Her mother looked crushed, but her response was anything but predictable. Alli had meant to make her cry, awful as that was. She'd meant for her mother to see the error of her maternal ways and let Alli live her own life (dangerous and stupid though her choices may be) without lecture. She figured that whatever mood her mom was in would be inflicted upon her dad anyhow, so it wasn't worth battling them both.
Now, though, they did not yell. No more threats of grounding, no more lecturing on the disrespectfulness of youth... they turned mean.

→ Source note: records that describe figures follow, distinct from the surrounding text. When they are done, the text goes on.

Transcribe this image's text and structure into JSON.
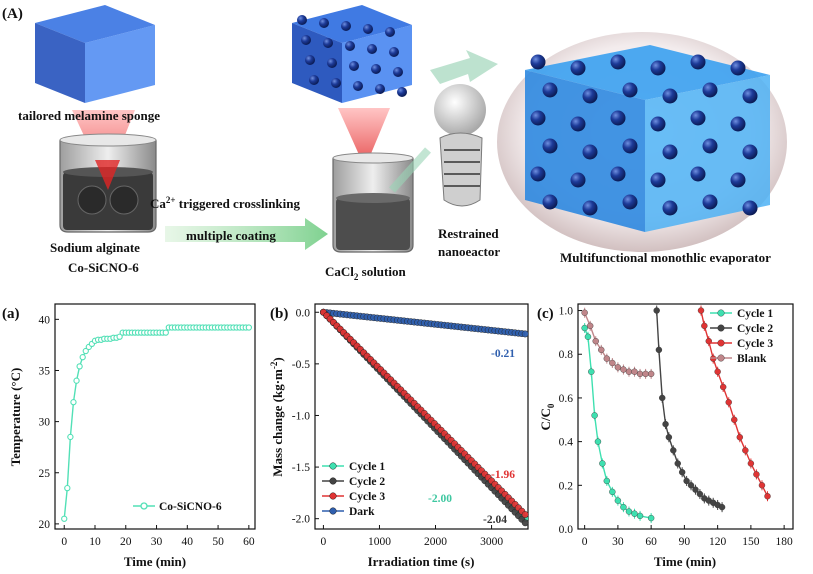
{
  "schematic": {
    "panel_label": "(A)",
    "labels": {
      "sponge": "tailored melamine sponge",
      "sodium": "Sodium alginate",
      "cosicno": "Co-SiCNO-6",
      "ca_prefix": "Ca",
      "ca_sup": "2+",
      "ca_suffix": " triggered crosslinking",
      "coating": "multiple coating",
      "cacl_prefix": "CaCl",
      "cacl_sub": "2",
      "cacl_suffix": " solution",
      "restrained": "Restrained",
      "nanoeactor": "nanoeactor",
      "evaporator": "Multifunctional monothlic evaporator"
    }
  },
  "colors": {
    "cycle1": "#3ee0b0",
    "cycle2": "#444444",
    "cycle3": "#e03434",
    "dark": "#2f5fae",
    "blank": "#c0868a",
    "temp": "#52e0b6",
    "sponge_blue": "#1c5fd8",
    "sphere": "#16307a"
  },
  "chart_data": [
    {
      "id": "a",
      "panel_label": "(a)",
      "type": "line",
      "xlabel": "Time (min)",
      "ylabel": "Temperature (°C)",
      "xlim": [
        -3,
        62
      ],
      "ylim": [
        19.5,
        41.5
      ],
      "xticks": [
        0,
        10,
        20,
        30,
        40,
        50,
        60
      ],
      "yticks": [
        20,
        25,
        30,
        35,
        40
      ],
      "legend": "lower-right",
      "series": [
        {
          "name": "Co-SiCNO-6",
          "color_key": "temp",
          "x": [
            0,
            1,
            2,
            3,
            4,
            5,
            6,
            7,
            8,
            9,
            10,
            11,
            12,
            13,
            14,
            15,
            16,
            17,
            18,
            19,
            20,
            21,
            22,
            23,
            24,
            25,
            26,
            27,
            28,
            29,
            30,
            31,
            32,
            33,
            34,
            35,
            36,
            37,
            38,
            39,
            40,
            41,
            42,
            43,
            44,
            45,
            46,
            47,
            48,
            49,
            50,
            51,
            52,
            53,
            54,
            55,
            56,
            57,
            58,
            59,
            60
          ],
          "y": [
            20.5,
            23.5,
            28.5,
            31.9,
            34.0,
            35.4,
            36.3,
            36.9,
            37.3,
            37.6,
            37.9,
            38.0,
            38.0,
            38.1,
            38.1,
            38.1,
            38.2,
            38.2,
            38.3,
            38.7,
            38.7,
            38.7,
            38.7,
            38.7,
            38.7,
            38.7,
            38.7,
            38.7,
            38.7,
            38.7,
            38.7,
            38.7,
            38.7,
            38.7,
            39.2,
            39.2,
            39.2,
            39.2,
            39.2,
            39.2,
            39.2,
            39.2,
            39.2,
            39.2,
            39.2,
            39.2,
            39.2,
            39.2,
            39.2,
            39.2,
            39.2,
            39.2,
            39.2,
            39.2,
            39.2,
            39.2,
            39.2,
            39.2,
            39.2,
            39.2,
            39.2
          ]
        }
      ]
    },
    {
      "id": "b",
      "panel_label": "(b)",
      "type": "scatter",
      "xlabel": "Irradiation time (s)",
      "ylabel_prefix": "Mass change (kg·m",
      "ylabel_sup": "-2",
      "ylabel_suffix": ")",
      "xlim": [
        -150,
        3650
      ],
      "ylim": [
        -2.1,
        0.08
      ],
      "xticks": [
        0,
        1000,
        2000,
        3000
      ],
      "yticks": [
        -2.0,
        -1.5,
        -1.0,
        -0.5,
        0.0
      ],
      "ytick_labels": [
        "-2.0",
        "-1.5",
        "-1.0",
        "-0.5",
        "0.0"
      ],
      "legend": "lower-left",
      "series": [
        {
          "name": "Cycle 1",
          "color_key": "cycle1",
          "end_value": -2.0
        },
        {
          "name": "Cycle 2",
          "color_key": "cycle2",
          "end_value": -2.04
        },
        {
          "name": "Cycle 3",
          "color_key": "cycle3",
          "end_value": -1.96
        },
        {
          "name": "Dark",
          "color_key": "dark",
          "end_value": -0.21
        }
      ],
      "x_start": 0,
      "x_end": 3600,
      "x_step": 60,
      "annotations": [
        "-0.21",
        "-1.96",
        "-2.00",
        "-2.04"
      ]
    },
    {
      "id": "c",
      "panel_label": "(c)",
      "type": "line",
      "xlabel": "Time (min)",
      "ylabel_prefix": "C/C",
      "ylabel_sub": "0",
      "xlim": [
        -6,
        188
      ],
      "ylim": [
        0,
        1.03
      ],
      "xticks": [
        0,
        30,
        60,
        90,
        120,
        150,
        180
      ],
      "yticks": [
        0.0,
        0.2,
        0.4,
        0.6,
        0.8,
        1.0
      ],
      "ytick_labels": [
        "0.0",
        "0.2",
        "0.4",
        "0.6",
        "0.8",
        "1.0"
      ],
      "legend": "top-right",
      "series": [
        {
          "name": "Cycle 1",
          "color_key": "cycle1",
          "x": [
            0,
            3,
            6,
            9,
            12,
            16,
            20,
            25,
            30,
            35,
            40,
            45,
            50,
            60
          ],
          "y": [
            0.92,
            0.88,
            0.72,
            0.52,
            0.4,
            0.3,
            0.22,
            0.17,
            0.13,
            0.1,
            0.08,
            0.07,
            0.06,
            0.05
          ]
        },
        {
          "name": "Cycle 2",
          "color_key": "cycle2",
          "x": [
            65,
            67,
            70,
            73,
            76,
            80,
            84,
            88,
            92,
            96,
            100,
            104,
            108,
            112,
            116,
            120,
            124
          ],
          "y": [
            1.0,
            0.82,
            0.6,
            0.48,
            0.42,
            0.36,
            0.3,
            0.26,
            0.22,
            0.2,
            0.18,
            0.16,
            0.14,
            0.13,
            0.12,
            0.11,
            0.1
          ]
        },
        {
          "name": "Cycle 3",
          "color_key": "cycle3",
          "x": [
            105,
            108,
            112,
            116,
            120,
            125,
            130,
            135,
            140,
            145,
            150,
            155,
            160,
            165
          ],
          "y": [
            1.0,
            0.93,
            0.86,
            0.78,
            0.72,
            0.65,
            0.58,
            0.5,
            0.42,
            0.36,
            0.3,
            0.25,
            0.2,
            0.15
          ]
        },
        {
          "name": "Blank",
          "color_key": "blank",
          "x": [
            0,
            5,
            10,
            15,
            20,
            25,
            30,
            35,
            40,
            45,
            50,
            55,
            60
          ],
          "y": [
            0.99,
            0.93,
            0.86,
            0.82,
            0.78,
            0.76,
            0.74,
            0.73,
            0.72,
            0.72,
            0.71,
            0.71,
            0.71
          ]
        }
      ]
    }
  ]
}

"We..." Alli's mother hissed, "Are not going to pay for your cell phone any more. Your bank account is about to be closed, and you can go buy your own horse instead of borrowing one of ours all the time. You can pay for your own food, your own shelter... we're cutting you off. Isn't that right, dear?"
Alli's father looked startled and quite nervous. "Yes!" he agreed instantly to save himself trouble. "Of course! Exactly what your mother says."
Alli glared. Her parents had followed her into Mordor to yell at her? Who did that, anyway? Alli looked up and down the hall and saw the parents of other university students infiltrating the halls.
"No way." she breathed. She spoke louder, promising... threatening. "This.... is.... war."